Experimental analysis of new algorithms for learning ternary classifiers

Discrete linear classifier is a very sparse class of decision model that has proved useful to reduce overfitting in very high dimension learning problems. However, learning discrete linear classifier is known as a difficult problem. It requires finding a discrete linear model minimizing the classification error over a given sample. A ternary classifier is a classifier defined by a pair (w, r) where w is a vector in {-1, 0, +1}ⁿ and r is a nonnegative real capturing the threshold or offset. The goal of the learning algorithm is to find a vector of weights in {-1, 0, +1}ⁿ that minimizes the hinge loss of the linear model from the training data.
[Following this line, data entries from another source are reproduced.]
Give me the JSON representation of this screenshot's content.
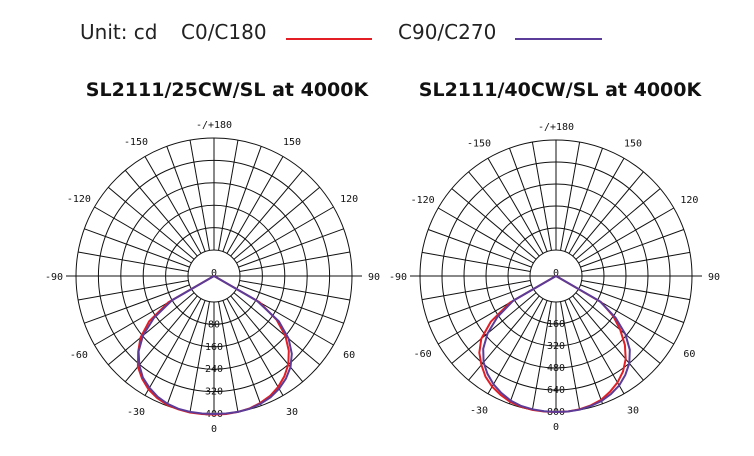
{
  "legend": {
    "unit_label": "Unit: cd",
    "items": [
      {
        "name": "C0/C180",
        "color": "#e31e24"
      },
      {
        "name": "C90/C270",
        "color": "#5b3c98"
      }
    ]
  },
  "chart_data": [
    {
      "type": "polar",
      "title": "SL2111/25CW/SL at 4000K",
      "unit": "cd",
      "angle_labels": [
        {
          "angle": 180,
          "text": "-/+180"
        },
        {
          "angle": 150,
          "text": "150"
        },
        {
          "angle": -150,
          "text": "-150"
        },
        {
          "angle": 120,
          "text": "120"
        },
        {
          "angle": -120,
          "text": "-120"
        },
        {
          "angle": 90,
          "text": "90"
        },
        {
          "angle": -90,
          "text": "-90"
        },
        {
          "angle": 60,
          "text": "60"
        },
        {
          "angle": -60,
          "text": "-60"
        },
        {
          "angle": 30,
          "text": "30"
        },
        {
          "angle": -30,
          "text": "-30"
        },
        {
          "angle": 0,
          "text": "0"
        }
      ],
      "ring_values": [
        0,
        80,
        160,
        240,
        320,
        400
      ],
      "rmax": 400,
      "series": [
        {
          "name": "C0/C180",
          "color": "#e31e24",
          "angles": [
            -60,
            -55,
            -50,
            -45,
            -40,
            -35,
            -30,
            -25,
            -20,
            -15,
            -10,
            -5,
            0,
            5,
            10,
            15,
            20,
            25,
            30,
            35,
            40,
            45,
            50,
            55,
            60
          ],
          "values": [
            95,
            190,
            250,
            290,
            330,
            355,
            375,
            388,
            397,
            400,
            402,
            402,
            402,
            402,
            400,
            397,
            390,
            380,
            365,
            345,
            320,
            285,
            240,
            180,
            95
          ]
        },
        {
          "name": "C90/C270",
          "color": "#5b3c98",
          "angles": [
            -60,
            -55,
            -50,
            -45,
            -40,
            -35,
            -30,
            -25,
            -20,
            -15,
            -10,
            -5,
            0,
            5,
            10,
            15,
            20,
            25,
            30,
            35,
            40,
            45,
            50,
            55,
            60
          ],
          "values": [
            80,
            170,
            238,
            288,
            322,
            350,
            368,
            383,
            393,
            398,
            400,
            400,
            400,
            400,
            400,
            398,
            393,
            385,
            372,
            355,
            332,
            300,
            255,
            190,
            85
          ]
        }
      ]
    },
    {
      "type": "polar",
      "title": "SL2111/40CW/SL at 4000K",
      "unit": "cd",
      "angle_labels": [
        {
          "angle": 180,
          "text": "-/+180"
        },
        {
          "angle": 150,
          "text": "150"
        },
        {
          "angle": -150,
          "text": "-150"
        },
        {
          "angle": 120,
          "text": "120"
        },
        {
          "angle": -120,
          "text": "-120"
        },
        {
          "angle": 90,
          "text": "90"
        },
        {
          "angle": -90,
          "text": "-90"
        },
        {
          "angle": 60,
          "text": "60"
        },
        {
          "angle": -60,
          "text": "-60"
        },
        {
          "angle": 30,
          "text": "30"
        },
        {
          "angle": -30,
          "text": "-30"
        },
        {
          "angle": 0,
          "text": "0"
        }
      ],
      "ring_values": [
        0,
        160,
        320,
        480,
        640,
        800
      ],
      "rmax": 800,
      "series": [
        {
          "name": "C0/C180",
          "color": "#e31e24",
          "angles": [
            -60,
            -55,
            -50,
            -45,
            -40,
            -35,
            -30,
            -25,
            -20,
            -15,
            -10,
            -5,
            0,
            5,
            10,
            15,
            20,
            25,
            30,
            35,
            40,
            45,
            50,
            55,
            60
          ],
          "values": [
            200,
            390,
            520,
            600,
            655,
            705,
            740,
            765,
            785,
            795,
            800,
            800,
            800,
            800,
            795,
            785,
            770,
            740,
            705,
            660,
            600,
            520,
            420,
            320,
            190
          ]
        },
        {
          "name": "C90/C270",
          "color": "#5b3c98",
          "angles": [
            -60,
            -55,
            -50,
            -45,
            -40,
            -35,
            -30,
            -25,
            -20,
            -15,
            -10,
            -5,
            0,
            5,
            10,
            15,
            20,
            25,
            30,
            35,
            40,
            45,
            50,
            55,
            60
          ],
          "values": [
            170,
            330,
            460,
            560,
            630,
            680,
            720,
            750,
            775,
            790,
            795,
            798,
            800,
            800,
            798,
            790,
            778,
            758,
            730,
            690,
            640,
            570,
            470,
            340,
            180
          ]
        }
      ]
    }
  ]
}
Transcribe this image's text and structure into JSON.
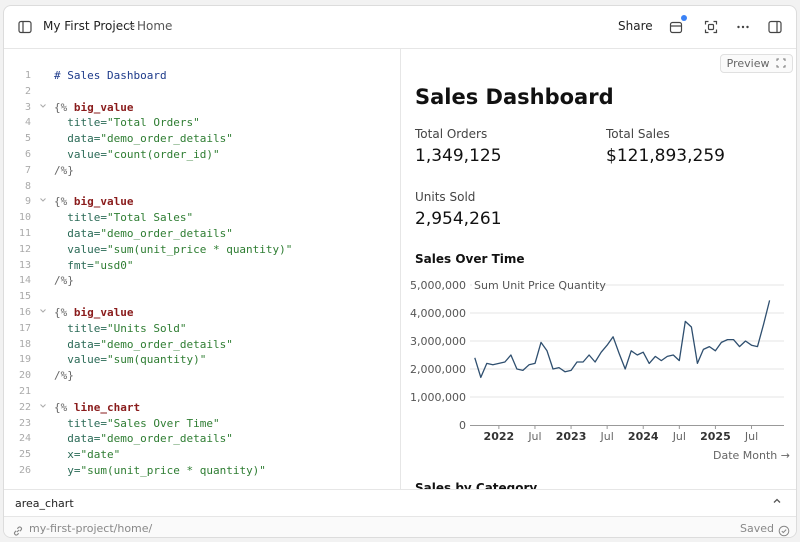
{
  "topbar": {
    "project": "My First Project",
    "separator": ">",
    "page": "Home",
    "share_label": "Share"
  },
  "editor": {
    "lines": [
      {
        "n": "1",
        "fold": "",
        "parts": [
          [
            "h",
            "# Sales Dashboard"
          ]
        ]
      },
      {
        "n": "2",
        "fold": "",
        "parts": []
      },
      {
        "n": "3",
        "fold": "v",
        "parts": [
          [
            "d",
            "{% "
          ],
          [
            "k",
            "big_value"
          ]
        ]
      },
      {
        "n": "4",
        "fold": "",
        "parts": [
          [
            "a",
            "  title="
          ],
          [
            "s",
            "\"Total Orders\""
          ]
        ]
      },
      {
        "n": "5",
        "fold": "",
        "parts": [
          [
            "a",
            "  data="
          ],
          [
            "s",
            "\"demo_order_details\""
          ]
        ]
      },
      {
        "n": "6",
        "fold": "",
        "parts": [
          [
            "a",
            "  value="
          ],
          [
            "s",
            "\"count(order_id)\""
          ]
        ]
      },
      {
        "n": "7",
        "fold": "",
        "parts": [
          [
            "d",
            "/%}"
          ]
        ]
      },
      {
        "n": "8",
        "fold": "",
        "parts": []
      },
      {
        "n": "9",
        "fold": "v",
        "parts": [
          [
            "d",
            "{% "
          ],
          [
            "k",
            "big_value"
          ]
        ]
      },
      {
        "n": "10",
        "fold": "",
        "parts": [
          [
            "a",
            "  title="
          ],
          [
            "s",
            "\"Total Sales\""
          ]
        ]
      },
      {
        "n": "11",
        "fold": "",
        "parts": [
          [
            "a",
            "  data="
          ],
          [
            "s",
            "\"demo_order_details\""
          ]
        ]
      },
      {
        "n": "12",
        "fold": "",
        "parts": [
          [
            "a",
            "  value="
          ],
          [
            "s",
            "\"sum(unit_price * quantity)\""
          ]
        ]
      },
      {
        "n": "13",
        "fold": "",
        "parts": [
          [
            "a",
            "  fmt="
          ],
          [
            "s",
            "\"usd0\""
          ]
        ]
      },
      {
        "n": "14",
        "fold": "",
        "parts": [
          [
            "d",
            "/%}"
          ]
        ]
      },
      {
        "n": "15",
        "fold": "",
        "parts": []
      },
      {
        "n": "16",
        "fold": "v",
        "parts": [
          [
            "d",
            "{% "
          ],
          [
            "k",
            "big_value"
          ]
        ]
      },
      {
        "n": "17",
        "fold": "",
        "parts": [
          [
            "a",
            "  title="
          ],
          [
            "s",
            "\"Units Sold\""
          ]
        ]
      },
      {
        "n": "18",
        "fold": "",
        "parts": [
          [
            "a",
            "  data="
          ],
          [
            "s",
            "\"demo_order_details\""
          ]
        ]
      },
      {
        "n": "19",
        "fold": "",
        "parts": [
          [
            "a",
            "  value="
          ],
          [
            "s",
            "\"sum(quantity)\""
          ]
        ]
      },
      {
        "n": "20",
        "fold": "",
        "parts": [
          [
            "d",
            "/%}"
          ]
        ]
      },
      {
        "n": "21",
        "fold": "",
        "parts": []
      },
      {
        "n": "22",
        "fold": "v",
        "parts": [
          [
            "d",
            "{% "
          ],
          [
            "k",
            "line_chart"
          ]
        ]
      },
      {
        "n": "23",
        "fold": "",
        "parts": [
          [
            "a",
            "  title="
          ],
          [
            "s",
            "\"Sales Over Time\""
          ]
        ]
      },
      {
        "n": "24",
        "fold": "",
        "parts": [
          [
            "a",
            "  data="
          ],
          [
            "s",
            "\"demo_order_details\""
          ]
        ]
      },
      {
        "n": "25",
        "fold": "",
        "parts": [
          [
            "a",
            "  x="
          ],
          [
            "s",
            "\"date\""
          ]
        ]
      },
      {
        "n": "26",
        "fold": "",
        "parts": [
          [
            "a",
            "  y="
          ],
          [
            "s",
            "\"sum(unit_price * quantity)\""
          ]
        ]
      }
    ]
  },
  "autocomplete": {
    "label": "area_chart"
  },
  "status": {
    "path": "my-first-project/home/",
    "saved": "Saved"
  },
  "preview": {
    "button_label": "Preview",
    "title": "Sales Dashboard",
    "big_values": [
      {
        "title": "Total Orders",
        "value": "1,349,125"
      },
      {
        "title": "Total Sales",
        "value": "$121,893,259"
      },
      {
        "title": "Units Sold",
        "value": "2,954,261"
      }
    ],
    "chart_title": "Sales Over Time",
    "date_month_label": "Date Month →",
    "next_section_title": "Sales by Category"
  },
  "chart_data": {
    "type": "line",
    "title": "Sales Over Time",
    "ylabel": "Sum Unit Price Quantity",
    "xlabel": "Date Month",
    "ylim": [
      0,
      5000000
    ],
    "yticks": [
      0,
      1000000,
      2000000,
      3000000,
      4000000,
      5000000
    ],
    "ytick_labels": [
      "0",
      "1,000,000",
      "2,000,000",
      "3,000,000",
      "4,000,000",
      "5,000,000"
    ],
    "xlim": [
      2021.6,
      2025.95
    ],
    "xticks": [
      {
        "x": 2022.0,
        "label": "2022",
        "bold": true
      },
      {
        "x": 2022.5,
        "label": "Jul",
        "bold": false
      },
      {
        "x": 2023.0,
        "label": "2023",
        "bold": true
      },
      {
        "x": 2023.5,
        "label": "Jul",
        "bold": false
      },
      {
        "x": 2024.0,
        "label": "2024",
        "bold": true
      },
      {
        "x": 2024.5,
        "label": "Jul",
        "bold": false
      },
      {
        "x": 2025.0,
        "label": "2025",
        "bold": true
      },
      {
        "x": 2025.5,
        "label": "Jul",
        "bold": false
      }
    ],
    "series": [
      {
        "color": "#2f4f6f",
        "x": [
          2021.667,
          2021.75,
          2021.833,
          2021.917,
          2022.0,
          2022.083,
          2022.167,
          2022.25,
          2022.333,
          2022.417,
          2022.5,
          2022.583,
          2022.667,
          2022.75,
          2022.833,
          2022.917,
          2023.0,
          2023.083,
          2023.167,
          2023.25,
          2023.333,
          2023.417,
          2023.5,
          2023.583,
          2023.667,
          2023.75,
          2023.833,
          2023.917,
          2024.0,
          2024.083,
          2024.167,
          2024.25,
          2024.333,
          2024.417,
          2024.5,
          2024.583,
          2024.667,
          2024.75,
          2024.833,
          2024.917,
          2025.0,
          2025.083,
          2025.167,
          2025.25,
          2025.333,
          2025.417,
          2025.5,
          2025.583,
          2025.667,
          2025.75
        ],
        "y": [
          2400000,
          1700000,
          2200000,
          2150000,
          2200000,
          2250000,
          2500000,
          2000000,
          1950000,
          2150000,
          2200000,
          2950000,
          2650000,
          2000000,
          2050000,
          1900000,
          1950000,
          2250000,
          2250000,
          2500000,
          2250000,
          2600000,
          2850000,
          3150000,
          2550000,
          2000000,
          2650000,
          2500000,
          2600000,
          2200000,
          2450000,
          2300000,
          2450000,
          2500000,
          2300000,
          3700000,
          3500000,
          2200000,
          2700000,
          2800000,
          2650000,
          2950000,
          3050000,
          3050000,
          2800000,
          3000000,
          2850000,
          2800000,
          3600000,
          4450000
        ]
      }
    ]
  }
}
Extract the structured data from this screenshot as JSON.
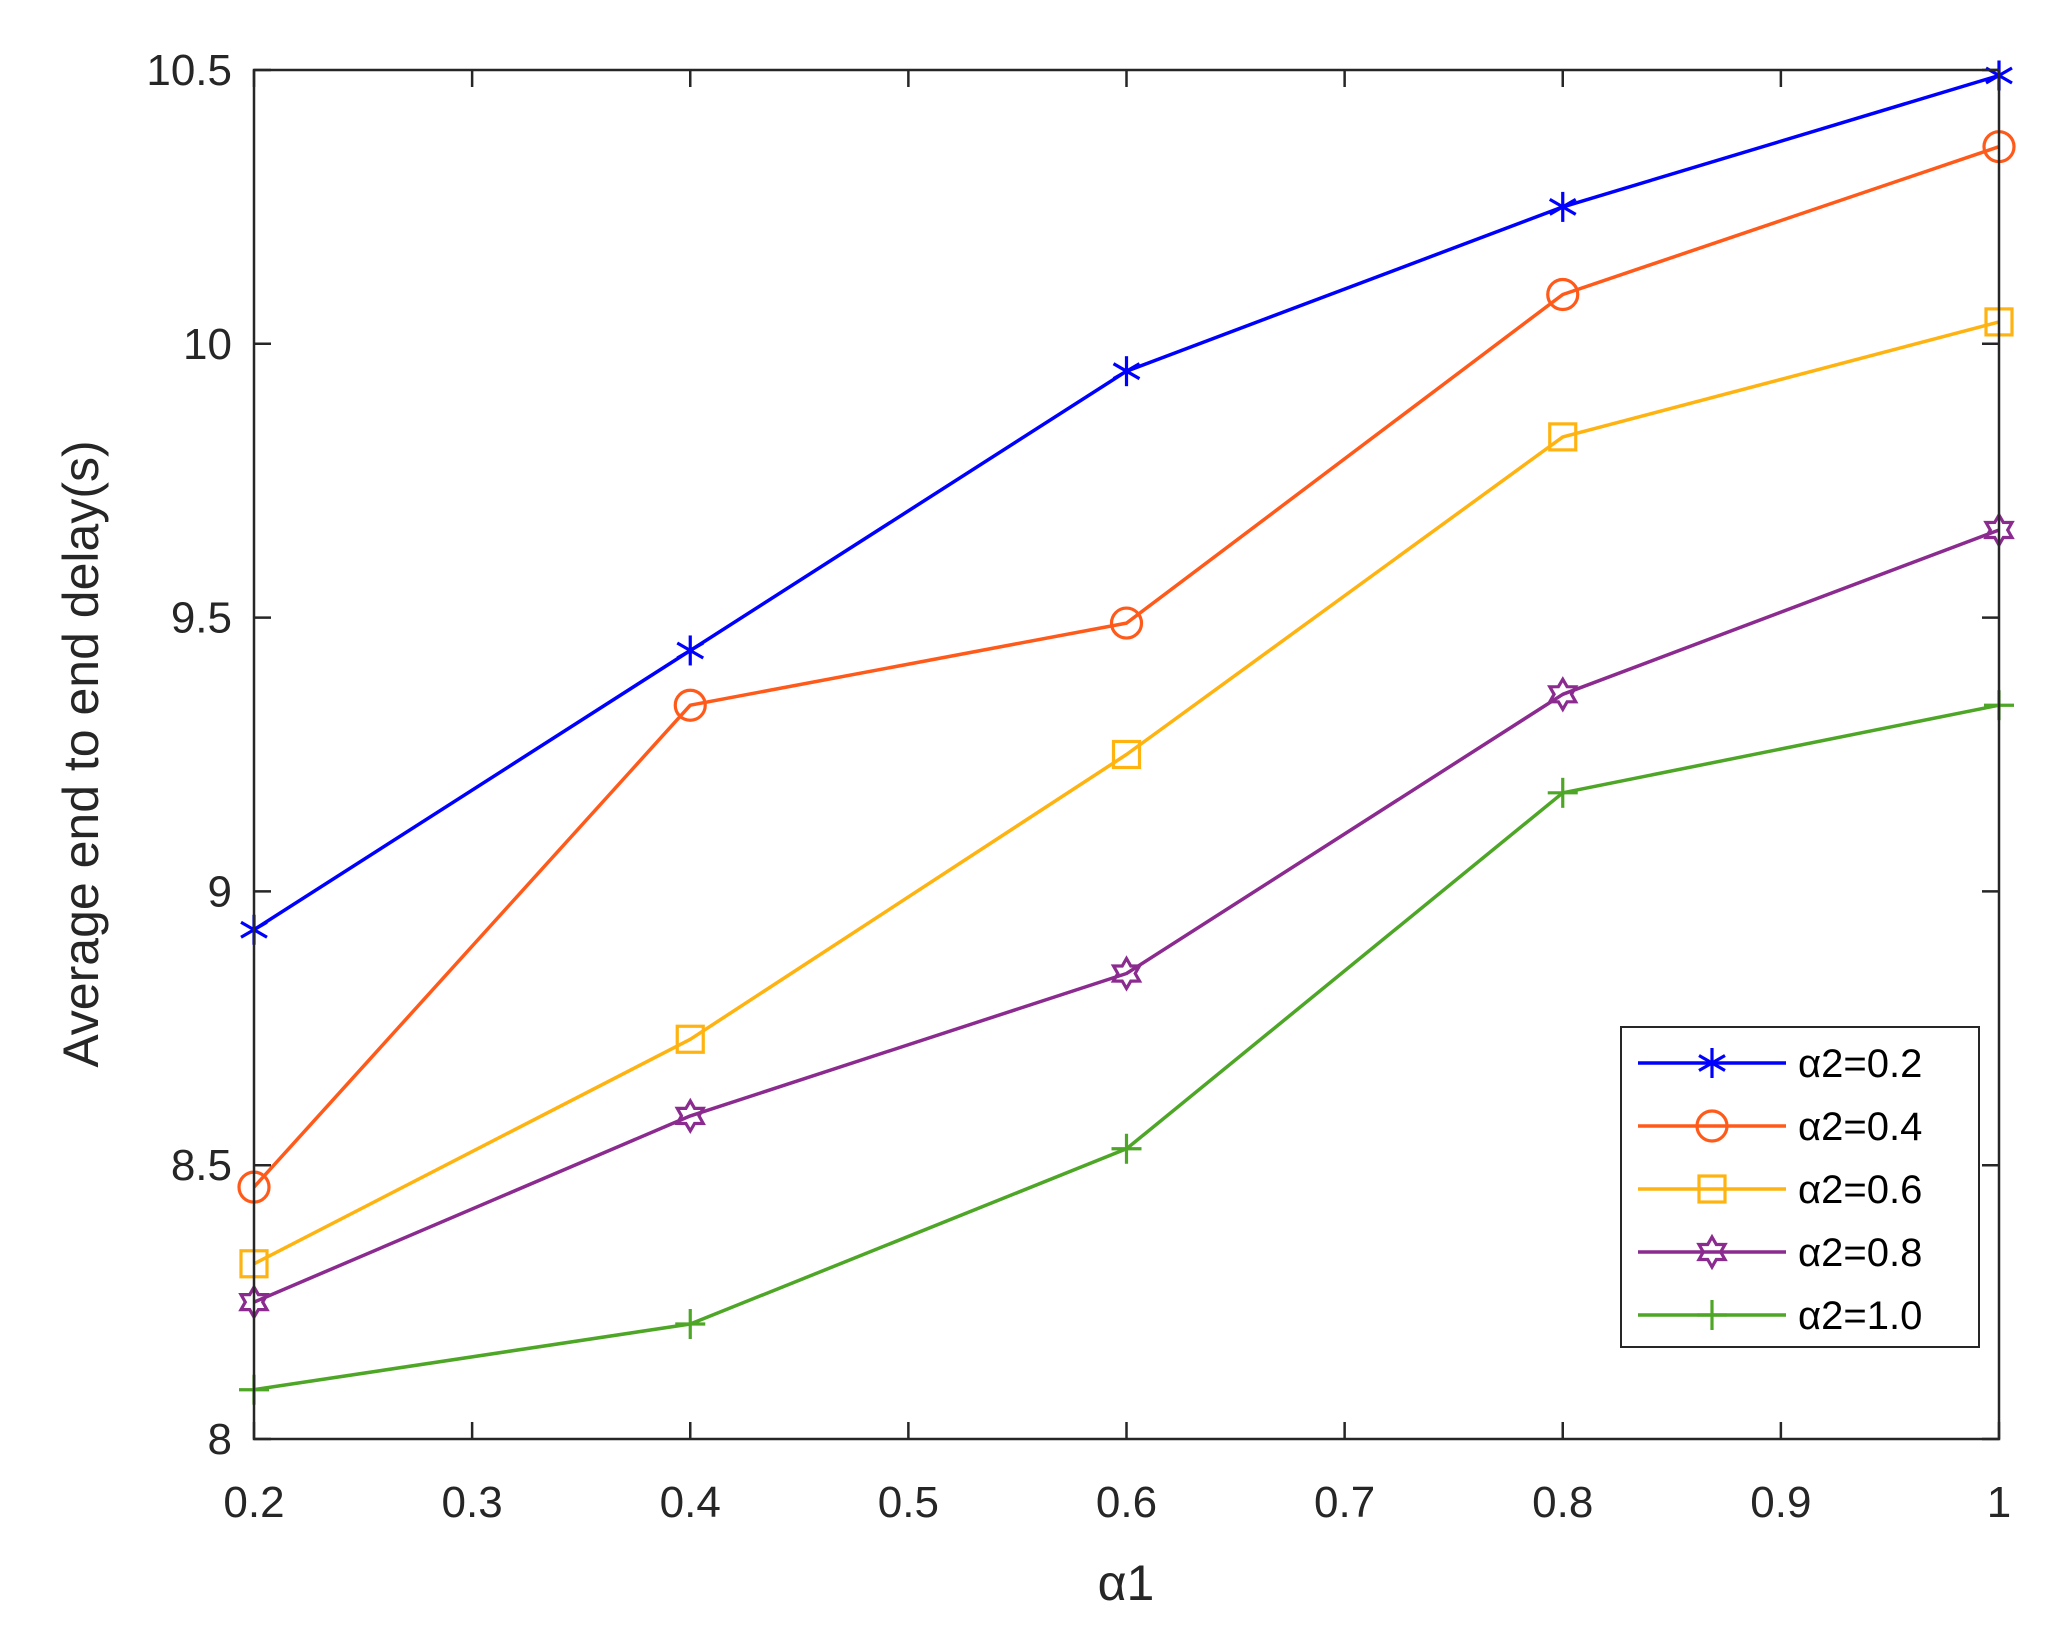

This problem is NP-hard and one approach consists in exactly solving the relaxed continuous problem and to heuristically derive discrete solutions. A recent paper by the authors has introduced a randomized rounding algorithm [1] and we propose in this paper more sophisticated algorithms that improve the generalization error. These algorithms are presented and their performances are experimentally analyzed. Our results show that this kind of compact model can address the complex problem of learning predictors from bioinformatics data such as metagenomics ones where the size of samples is much smaller than the number of attributes. The new algorithms presented improve the state of the art algorithm to learn ternary classifier. The source of power of this improvement is done at the expense of time complexity.